Oddly appropriate quote about Temple University
“But Temple’s niche, what sets Temple apart from everybody else, is its alumni,” Reeves added. “Temple grads have moxie. They are self-starters hellbent on making their own way in the world. Nothing has been just handed to them. Ever. They have that special pride that comes when success is hard-earned, and Temple is proud to have played a part in their success.” — Temple News.

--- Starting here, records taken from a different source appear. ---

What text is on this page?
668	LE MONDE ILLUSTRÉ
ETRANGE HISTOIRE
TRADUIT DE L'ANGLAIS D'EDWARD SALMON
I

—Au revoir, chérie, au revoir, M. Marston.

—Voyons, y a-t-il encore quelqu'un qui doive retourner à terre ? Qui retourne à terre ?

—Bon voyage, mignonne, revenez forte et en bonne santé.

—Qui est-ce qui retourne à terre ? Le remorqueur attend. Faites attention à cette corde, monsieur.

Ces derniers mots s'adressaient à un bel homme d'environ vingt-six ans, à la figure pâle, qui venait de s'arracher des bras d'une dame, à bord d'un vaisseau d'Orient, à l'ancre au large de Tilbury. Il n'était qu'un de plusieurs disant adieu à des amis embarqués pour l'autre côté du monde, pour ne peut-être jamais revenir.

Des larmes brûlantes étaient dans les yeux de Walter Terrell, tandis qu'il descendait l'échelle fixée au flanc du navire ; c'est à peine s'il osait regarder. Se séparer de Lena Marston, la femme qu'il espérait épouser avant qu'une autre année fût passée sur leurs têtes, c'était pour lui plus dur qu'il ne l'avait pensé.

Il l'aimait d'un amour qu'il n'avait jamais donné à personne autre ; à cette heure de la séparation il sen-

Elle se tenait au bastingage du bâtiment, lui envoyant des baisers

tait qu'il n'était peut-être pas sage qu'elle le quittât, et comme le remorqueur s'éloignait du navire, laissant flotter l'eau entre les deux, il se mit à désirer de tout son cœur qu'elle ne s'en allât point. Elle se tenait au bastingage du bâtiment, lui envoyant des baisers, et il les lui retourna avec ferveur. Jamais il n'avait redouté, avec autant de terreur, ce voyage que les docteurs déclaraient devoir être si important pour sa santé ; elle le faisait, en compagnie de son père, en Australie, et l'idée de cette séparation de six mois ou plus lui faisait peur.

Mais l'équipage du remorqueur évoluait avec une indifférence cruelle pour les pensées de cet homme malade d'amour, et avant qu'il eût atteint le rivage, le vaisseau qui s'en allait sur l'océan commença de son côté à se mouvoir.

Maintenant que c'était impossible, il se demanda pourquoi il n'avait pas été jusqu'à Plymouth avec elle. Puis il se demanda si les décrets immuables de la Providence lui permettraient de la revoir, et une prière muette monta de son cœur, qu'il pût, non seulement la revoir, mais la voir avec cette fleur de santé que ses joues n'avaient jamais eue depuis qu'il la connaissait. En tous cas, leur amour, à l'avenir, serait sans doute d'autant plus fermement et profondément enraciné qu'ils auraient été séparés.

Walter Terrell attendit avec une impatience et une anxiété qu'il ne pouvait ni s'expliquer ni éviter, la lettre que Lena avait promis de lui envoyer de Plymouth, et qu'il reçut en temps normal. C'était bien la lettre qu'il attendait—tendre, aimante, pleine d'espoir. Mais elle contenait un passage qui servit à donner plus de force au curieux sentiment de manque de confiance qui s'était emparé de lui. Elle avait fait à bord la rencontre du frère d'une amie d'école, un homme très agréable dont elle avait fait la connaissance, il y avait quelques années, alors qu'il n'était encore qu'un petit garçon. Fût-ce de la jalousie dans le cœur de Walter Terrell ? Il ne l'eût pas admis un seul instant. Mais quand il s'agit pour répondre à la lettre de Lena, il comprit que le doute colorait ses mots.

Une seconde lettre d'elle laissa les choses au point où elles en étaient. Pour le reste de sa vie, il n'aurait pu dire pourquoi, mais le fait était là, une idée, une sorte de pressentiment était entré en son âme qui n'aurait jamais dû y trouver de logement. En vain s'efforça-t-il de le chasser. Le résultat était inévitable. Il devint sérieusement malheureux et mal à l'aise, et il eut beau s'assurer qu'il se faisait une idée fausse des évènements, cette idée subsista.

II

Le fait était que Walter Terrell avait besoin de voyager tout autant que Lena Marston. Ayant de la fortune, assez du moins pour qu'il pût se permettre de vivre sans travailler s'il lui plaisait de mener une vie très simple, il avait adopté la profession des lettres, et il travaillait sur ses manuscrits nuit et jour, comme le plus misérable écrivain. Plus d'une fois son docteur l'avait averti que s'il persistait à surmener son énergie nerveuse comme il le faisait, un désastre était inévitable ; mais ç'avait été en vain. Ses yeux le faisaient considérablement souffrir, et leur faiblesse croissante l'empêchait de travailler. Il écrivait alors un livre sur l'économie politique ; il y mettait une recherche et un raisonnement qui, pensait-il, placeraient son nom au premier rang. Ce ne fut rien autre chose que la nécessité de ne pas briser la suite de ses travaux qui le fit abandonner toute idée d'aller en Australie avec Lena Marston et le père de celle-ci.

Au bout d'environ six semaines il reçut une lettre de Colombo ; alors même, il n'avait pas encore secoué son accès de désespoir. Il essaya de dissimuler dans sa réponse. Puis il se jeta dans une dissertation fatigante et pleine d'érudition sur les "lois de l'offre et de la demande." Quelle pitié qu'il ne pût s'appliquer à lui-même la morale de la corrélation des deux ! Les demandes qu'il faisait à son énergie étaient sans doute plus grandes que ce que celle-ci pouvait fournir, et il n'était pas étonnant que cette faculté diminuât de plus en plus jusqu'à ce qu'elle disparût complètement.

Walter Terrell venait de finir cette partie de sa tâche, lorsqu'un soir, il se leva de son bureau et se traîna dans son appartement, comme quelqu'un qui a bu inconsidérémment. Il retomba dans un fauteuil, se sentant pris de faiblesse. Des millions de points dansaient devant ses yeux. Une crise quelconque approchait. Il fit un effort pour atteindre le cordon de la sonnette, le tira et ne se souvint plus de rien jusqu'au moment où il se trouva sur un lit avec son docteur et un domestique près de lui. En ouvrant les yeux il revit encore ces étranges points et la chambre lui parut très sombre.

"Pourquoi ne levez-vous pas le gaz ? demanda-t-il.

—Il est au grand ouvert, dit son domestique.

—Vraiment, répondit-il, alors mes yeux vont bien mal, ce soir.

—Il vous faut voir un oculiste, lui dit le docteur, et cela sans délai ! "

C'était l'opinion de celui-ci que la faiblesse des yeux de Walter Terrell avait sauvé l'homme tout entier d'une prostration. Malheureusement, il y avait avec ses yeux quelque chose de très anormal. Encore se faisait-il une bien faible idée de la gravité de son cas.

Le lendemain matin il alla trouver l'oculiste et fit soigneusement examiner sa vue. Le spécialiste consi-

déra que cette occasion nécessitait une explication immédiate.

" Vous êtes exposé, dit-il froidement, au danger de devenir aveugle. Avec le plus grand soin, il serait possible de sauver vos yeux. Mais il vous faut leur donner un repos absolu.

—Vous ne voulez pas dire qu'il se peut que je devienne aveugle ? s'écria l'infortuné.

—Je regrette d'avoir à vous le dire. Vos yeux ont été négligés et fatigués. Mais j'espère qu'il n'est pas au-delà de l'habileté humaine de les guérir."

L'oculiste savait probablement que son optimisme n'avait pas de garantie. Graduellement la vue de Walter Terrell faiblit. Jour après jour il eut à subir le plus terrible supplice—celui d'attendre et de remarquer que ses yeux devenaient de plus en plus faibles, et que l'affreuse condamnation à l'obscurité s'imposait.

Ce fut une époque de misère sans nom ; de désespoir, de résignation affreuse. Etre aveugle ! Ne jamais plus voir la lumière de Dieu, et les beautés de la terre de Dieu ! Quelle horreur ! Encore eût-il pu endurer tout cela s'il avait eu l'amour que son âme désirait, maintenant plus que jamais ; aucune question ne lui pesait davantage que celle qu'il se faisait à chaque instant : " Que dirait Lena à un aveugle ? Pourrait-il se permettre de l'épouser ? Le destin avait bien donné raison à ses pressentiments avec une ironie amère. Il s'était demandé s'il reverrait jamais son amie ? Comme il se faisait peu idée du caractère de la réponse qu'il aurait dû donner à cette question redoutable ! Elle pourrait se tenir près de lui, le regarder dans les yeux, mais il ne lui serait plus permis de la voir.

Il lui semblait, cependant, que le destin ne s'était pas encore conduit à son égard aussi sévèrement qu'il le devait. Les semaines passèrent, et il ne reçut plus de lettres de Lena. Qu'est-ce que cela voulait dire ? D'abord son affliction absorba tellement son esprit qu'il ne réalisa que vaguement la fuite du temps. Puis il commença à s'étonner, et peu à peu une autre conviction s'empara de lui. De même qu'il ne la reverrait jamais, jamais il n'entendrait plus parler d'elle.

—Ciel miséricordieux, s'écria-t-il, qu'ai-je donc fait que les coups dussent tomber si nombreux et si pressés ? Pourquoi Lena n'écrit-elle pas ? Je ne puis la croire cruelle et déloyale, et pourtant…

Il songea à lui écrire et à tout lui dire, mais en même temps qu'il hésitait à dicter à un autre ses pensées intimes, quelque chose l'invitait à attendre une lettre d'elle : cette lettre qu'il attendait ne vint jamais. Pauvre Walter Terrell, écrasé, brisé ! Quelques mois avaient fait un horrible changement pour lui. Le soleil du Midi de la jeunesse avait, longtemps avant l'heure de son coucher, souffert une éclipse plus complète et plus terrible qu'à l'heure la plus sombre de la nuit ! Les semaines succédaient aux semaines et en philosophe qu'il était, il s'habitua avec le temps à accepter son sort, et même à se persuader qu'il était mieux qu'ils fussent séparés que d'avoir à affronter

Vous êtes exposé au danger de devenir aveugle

This is so true on so many levels.
I'm out of sync with today's culture
Sometimes it almost feels as if I was born into the wrong time period (although any earlier and I probably would have died in childbirth, lacking modern medical care – a debt I consider repaid, given what I’ve already done within the medical field and what I intend to do if I am permitted). I latch on to fundamentals, which I feel are fairly timeless, while everyone around me tends to flock to whatever the new hot thing is. I seek expert proficiency in more than one area while everyone around me emphasizes hyperspecialization. I consider any knowledge better than none, while everyone around me (scientists anyway) emphasizes a skepticism that often discards useful theories (not mine, which are reasonably received within the “scientific community”; this is a broader complaint). I feel most productive when I am working alone (communication very rapidly becomes the dominant factor in the amount of time required to accomplish something, as I’ve seen over and over), while everyone around me emphasizes teamwork (which has almost invariably resulted in the majority of the work falling on me anyway, except now others get to take some of the credit – usually most of it, if I’m not far enough on the totem pole yet). I cannot abide the prolonged existence of reparable suboptimality in systems such as science, while everyone around me seems content to complacently follow the status quo. I can’t tolerate decisions made without justification through reason, while everyone around me seems to think the issue irrelevant. I constantly seek challenges and am rebuffed in my search, while most people seek simply to avoid challenges.
I would like to see a society governed more by self-determination and ability than a stratified hierarchy often governed by a capricious elite. But I’m about 350 years too late for this, and it gnaws at me sometimes.